But unlike schools, crèches are largely private businesses facing significant financial pressures.
Many had to remain open for the children of key workers in March soon closed, insisting that it was simply not financially viable.
Government guidelines have recognized that demand for child care will likely be lower than usual at first, indicating that existing space requirements and the existing staff / child ratio should allow for small group work.
He said: “When the physical configuration of a setting does not allow small groups of children to be kept at a safe distance, we expect practitioners to use their judgment to ensure that the safety standards are maintained. higher.
“In some cases, it may be necessary for providers to introduce a temporary cap on numbers to ensure safety is a priority.”
He acknowledged that social distancing was almost impossible to maintain with preschoolers, but offered little guidance on how these environments should work.
They may need to reconfigure their spaces to allow smaller groups or to stay open longer to allow meal times to be staggered.

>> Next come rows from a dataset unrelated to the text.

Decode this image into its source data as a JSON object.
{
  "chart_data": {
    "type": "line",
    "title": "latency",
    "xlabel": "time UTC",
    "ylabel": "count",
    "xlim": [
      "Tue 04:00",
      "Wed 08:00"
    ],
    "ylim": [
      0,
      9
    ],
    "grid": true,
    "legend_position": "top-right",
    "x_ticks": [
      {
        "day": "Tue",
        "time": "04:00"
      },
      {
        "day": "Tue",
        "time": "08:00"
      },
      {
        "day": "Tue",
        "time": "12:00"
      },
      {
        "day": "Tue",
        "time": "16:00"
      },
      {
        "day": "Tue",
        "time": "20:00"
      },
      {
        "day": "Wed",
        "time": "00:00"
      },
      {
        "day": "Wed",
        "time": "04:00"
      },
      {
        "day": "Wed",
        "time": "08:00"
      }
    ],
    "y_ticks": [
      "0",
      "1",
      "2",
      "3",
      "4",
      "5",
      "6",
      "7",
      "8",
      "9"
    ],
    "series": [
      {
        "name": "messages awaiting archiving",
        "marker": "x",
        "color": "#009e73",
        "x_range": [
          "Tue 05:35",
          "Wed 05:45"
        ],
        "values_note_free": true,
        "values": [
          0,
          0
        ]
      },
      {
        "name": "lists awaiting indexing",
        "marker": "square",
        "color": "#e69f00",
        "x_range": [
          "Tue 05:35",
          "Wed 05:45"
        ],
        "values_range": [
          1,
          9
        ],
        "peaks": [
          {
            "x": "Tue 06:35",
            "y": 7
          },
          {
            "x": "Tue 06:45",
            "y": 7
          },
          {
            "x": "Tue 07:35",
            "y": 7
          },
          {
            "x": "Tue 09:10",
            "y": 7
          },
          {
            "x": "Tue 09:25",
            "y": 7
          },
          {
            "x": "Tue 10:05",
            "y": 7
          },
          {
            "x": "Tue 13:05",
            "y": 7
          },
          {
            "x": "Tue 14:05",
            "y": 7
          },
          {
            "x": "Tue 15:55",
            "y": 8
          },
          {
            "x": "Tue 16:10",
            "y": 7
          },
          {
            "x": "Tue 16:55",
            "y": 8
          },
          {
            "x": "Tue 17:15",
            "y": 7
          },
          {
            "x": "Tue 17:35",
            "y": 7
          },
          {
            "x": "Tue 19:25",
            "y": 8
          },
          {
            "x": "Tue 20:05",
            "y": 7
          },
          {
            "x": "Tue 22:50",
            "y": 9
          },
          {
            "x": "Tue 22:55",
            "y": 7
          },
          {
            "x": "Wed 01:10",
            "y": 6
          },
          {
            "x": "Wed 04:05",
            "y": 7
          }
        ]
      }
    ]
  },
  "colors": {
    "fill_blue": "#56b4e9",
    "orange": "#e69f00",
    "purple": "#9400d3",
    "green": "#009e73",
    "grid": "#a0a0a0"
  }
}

Leitch said, “The guidelines are much less rigid than expected. Many providers will appreciate being able to use their own initiative and professional judgment to get things done without too much interference.
“But they will also need to know how many employees bring back those who have been on leave and how they will cover their costs.”
Purnima Tanuku, Executive Director of the National Day Nurseries Association (NDNA), said, “I have reiterated the need to support early childhood facilities both in practical and financial terms – especially as the demand places should be lower at the start.
“Providers and parents will need to have confidence in the reopening, so the safety of kindergarten children and staff must be paramount in any plan to alleviate foreclosure conditions.”
As leaders of the Scottish, Welsh and Northern Irish assemblies rejected the new slogan “stay alert” and said they would stick to the “stay at home” message, Tanuku also highlighted the potential problems for families living in Welsh or Scottish borders who could live on one side and work on the other.
The EYA warned that “abandoning” the child care sector at this time would cause “untold damage” to the economy.
One in four child care providers warned that it would be bankrupt within a year because of the Covid-19 pandemic.
An EYA investigation found that almost three in four crèches, nursery schools and childminders believe that the government did not provide them with enough support during the coronavirus crisis.